Nasza Loteria NaM - pasek na kartach artykułów

Prezes PCZ w Kartuzach stanowczo o szczepieniach przeciwko COVID-19. „Warto podjąć tę próbę, żeby tego wirusa zatrzymać definitywnie”

Maciej Krajewski
Maciej Krajewski
W poniedziałek 4 stycznia w Powiatowym Centrum Zdrowia w Kartuzach rozpoczęły się szczepienia przeciwko COVID-19. Wśród pierwszych zaszczepionych osób z tzw. grupy „0” był m.in. prezes PCZ Paweł Witkowski, pracujący też jako lekarz na oddziale covidowym szpitala. W rozmowie z dziennikarzami namawiał, aby poważnie potraktować sprawę i nie odmawiać szczepień z powodów właściwie nieuzasadnionych. - Uważam, że nie mamy wyjścia. To jest naprawdę groźna choroba, dla niektórych śmiertelna, powodująca wręcz kalectwo oddechowe - podkreślał.

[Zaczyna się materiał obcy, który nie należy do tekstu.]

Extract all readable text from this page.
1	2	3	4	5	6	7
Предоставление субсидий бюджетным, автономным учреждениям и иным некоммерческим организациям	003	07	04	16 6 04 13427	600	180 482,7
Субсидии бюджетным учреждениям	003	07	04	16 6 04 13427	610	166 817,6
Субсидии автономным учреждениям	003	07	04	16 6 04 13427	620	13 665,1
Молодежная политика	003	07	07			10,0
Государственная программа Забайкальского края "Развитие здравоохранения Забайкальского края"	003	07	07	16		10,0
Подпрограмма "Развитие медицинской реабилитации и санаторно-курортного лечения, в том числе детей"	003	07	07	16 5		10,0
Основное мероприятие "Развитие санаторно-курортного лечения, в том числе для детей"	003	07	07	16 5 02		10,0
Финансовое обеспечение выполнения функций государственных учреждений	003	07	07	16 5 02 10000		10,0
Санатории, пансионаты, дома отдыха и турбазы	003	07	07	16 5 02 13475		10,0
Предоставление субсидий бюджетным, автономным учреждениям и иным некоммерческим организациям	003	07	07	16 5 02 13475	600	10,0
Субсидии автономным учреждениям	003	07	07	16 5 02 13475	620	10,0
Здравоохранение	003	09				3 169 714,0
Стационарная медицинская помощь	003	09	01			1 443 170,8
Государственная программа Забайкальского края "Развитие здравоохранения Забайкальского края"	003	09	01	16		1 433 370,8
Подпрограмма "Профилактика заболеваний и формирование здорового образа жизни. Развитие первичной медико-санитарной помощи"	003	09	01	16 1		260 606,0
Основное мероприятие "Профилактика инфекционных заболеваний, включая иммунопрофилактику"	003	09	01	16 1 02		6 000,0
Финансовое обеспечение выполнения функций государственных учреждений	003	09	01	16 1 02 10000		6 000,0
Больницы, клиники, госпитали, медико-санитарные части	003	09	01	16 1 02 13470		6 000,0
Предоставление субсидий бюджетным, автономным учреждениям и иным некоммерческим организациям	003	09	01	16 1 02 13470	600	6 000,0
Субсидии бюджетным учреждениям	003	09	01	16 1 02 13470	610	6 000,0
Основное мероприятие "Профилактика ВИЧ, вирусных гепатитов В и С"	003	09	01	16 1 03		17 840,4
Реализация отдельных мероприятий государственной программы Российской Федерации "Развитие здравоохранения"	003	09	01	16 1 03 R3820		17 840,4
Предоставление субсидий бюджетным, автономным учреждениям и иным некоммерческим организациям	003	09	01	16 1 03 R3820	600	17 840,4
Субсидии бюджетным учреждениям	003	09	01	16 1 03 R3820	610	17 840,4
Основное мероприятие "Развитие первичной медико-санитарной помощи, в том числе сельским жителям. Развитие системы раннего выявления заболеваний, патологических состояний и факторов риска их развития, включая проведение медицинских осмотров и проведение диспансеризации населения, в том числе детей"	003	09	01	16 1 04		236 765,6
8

Równo o godz. 10.30 do Powiatowego Centrum Zdrowia w Kartuzach dotarła pierwsza dawka 30 fiolek ze szczepionką przeciwko COVID-19 firmy Pfizer. Dzięki temu w tym tygodniu w kartuskim szpitalu zaszczepionych będzie 180 osób z tzw. grupy „0”, obejmującej m. in. personel medyczny czy pracowników Domów Pomocy Społecznej.

Wśród pierwszych zaszczepionych znalazł się Paweł Witkowski, prezes PCZ w Kartuzach. W rozmowie z dziennikarzami namawiał do szczepienia się, podkreślając przy tym, z jak poważną sytuacją mamy do czynienia.

- COVID-19 to jest bardzo ciężka choroba. I mówię to jako lekarz, a nie prezes szpitala. To jest ciężka choroba, na którą się umiera - zaznacza prezes kartuskiego szpitala, który również jako lekarz pracuje na oddziale covidowym.

Na potwierdzenie śmiertelności koronawirusa SARS-CoV-2 Paweł Witkowski przytacza też proste statystyki. W latach 2016-2019 rocznie w kartuskim szpitalu odnotowywano od 350 do 450 zgonów. W 2020 liczba ta wyniosła 1024. Jak dodaje należy tu podkreślić, iż w minionym roku nie zmienił się personel medyczny.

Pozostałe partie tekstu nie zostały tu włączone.